This week, an old friend came and visited campus.
This friend was someone that I respected in high school because of their immense talent and ability to make friends with everyone on their way to stardom. Are they a star now? No. Do they still have the potential to be? Yes. I want them to live up to that so immensely bad. I gave them the opportunity to come and be the center of a project at my own school that they politely dismissed. Seeing this person made me want to share a story about this person.
Her name: Claire. Top three words to describe her: consciously starving comedian. (Not literally starving. Don't worry about her.) We were in several shows together throughout high school, but not enough of them. Claire had one problem, she would always end up stealing the scene by making some perfectly timed comedic gesture; whether this gesture was subconscious or out of insecurity, I do not know.

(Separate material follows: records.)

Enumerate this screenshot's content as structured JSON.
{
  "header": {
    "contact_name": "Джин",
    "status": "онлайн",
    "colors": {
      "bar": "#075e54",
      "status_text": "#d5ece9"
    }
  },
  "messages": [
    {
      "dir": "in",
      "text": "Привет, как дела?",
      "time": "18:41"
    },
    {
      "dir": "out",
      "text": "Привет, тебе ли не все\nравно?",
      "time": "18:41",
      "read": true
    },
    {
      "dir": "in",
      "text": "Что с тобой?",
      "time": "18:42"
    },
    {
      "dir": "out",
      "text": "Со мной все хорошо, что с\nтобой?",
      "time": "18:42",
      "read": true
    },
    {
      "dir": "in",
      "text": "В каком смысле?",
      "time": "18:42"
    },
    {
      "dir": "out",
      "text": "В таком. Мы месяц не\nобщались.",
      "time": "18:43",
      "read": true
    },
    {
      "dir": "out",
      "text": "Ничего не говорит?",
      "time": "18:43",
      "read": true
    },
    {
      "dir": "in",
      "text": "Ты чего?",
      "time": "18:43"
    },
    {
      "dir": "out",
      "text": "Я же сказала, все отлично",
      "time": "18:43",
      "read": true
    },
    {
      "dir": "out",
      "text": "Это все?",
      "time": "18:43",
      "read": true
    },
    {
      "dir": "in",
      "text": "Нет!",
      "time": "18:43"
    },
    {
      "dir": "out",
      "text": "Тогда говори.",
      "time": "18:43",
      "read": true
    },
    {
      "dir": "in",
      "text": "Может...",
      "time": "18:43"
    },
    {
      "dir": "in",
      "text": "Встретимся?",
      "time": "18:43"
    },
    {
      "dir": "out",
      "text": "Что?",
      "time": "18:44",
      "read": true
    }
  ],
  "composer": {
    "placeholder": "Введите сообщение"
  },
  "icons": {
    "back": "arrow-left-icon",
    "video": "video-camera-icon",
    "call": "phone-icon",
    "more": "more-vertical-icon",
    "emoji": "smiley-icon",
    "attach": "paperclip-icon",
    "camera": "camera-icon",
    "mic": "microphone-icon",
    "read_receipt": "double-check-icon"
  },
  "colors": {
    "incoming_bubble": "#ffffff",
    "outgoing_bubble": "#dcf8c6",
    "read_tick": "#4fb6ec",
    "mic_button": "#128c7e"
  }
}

But I, on the other hand, didn't always steal the scene; I just knew how to do so. Therefore the audience was in for a constant battle for the laugh between two castmates very much intrigued by one another's talents.
When we were seniors, we played opposite one another in a very raunchy and clever musical named: Urinetown. This girl and I would spend all of rehearsals throwing ideas back and forth for bits and character choices. When it came to the actual performances, it was easy, except for one.
The second night of the show, judges from a competition came to watch our show. Claire started going crazy due to the pressure and let it get to her. In our first scene, she forgot a line that enabled our conversation to flow; so I started singing the song that was coming up and counting very discreetly on my hand what measure we were at so that the conductor knew where to pick up in the musical. We got off stage and she naturally got so in her head that she cried.
To me, this was proof that all performers make mistakes. It didn't end the show. There were more mistakes. We actually both messed up a few more times that night. Missing lines we never missed, making new choices for the sake of it, embracing our improvisational comedic skills.
Claire went on to be nominated for Best Actress in a Musical. She is one of the more talented people that I have met, and is a perfect example of a person that isn't perfect, but is successful. She is not successful because of where she is, or that she knows what she's doing, but because she was born to be successful and refuses not to be.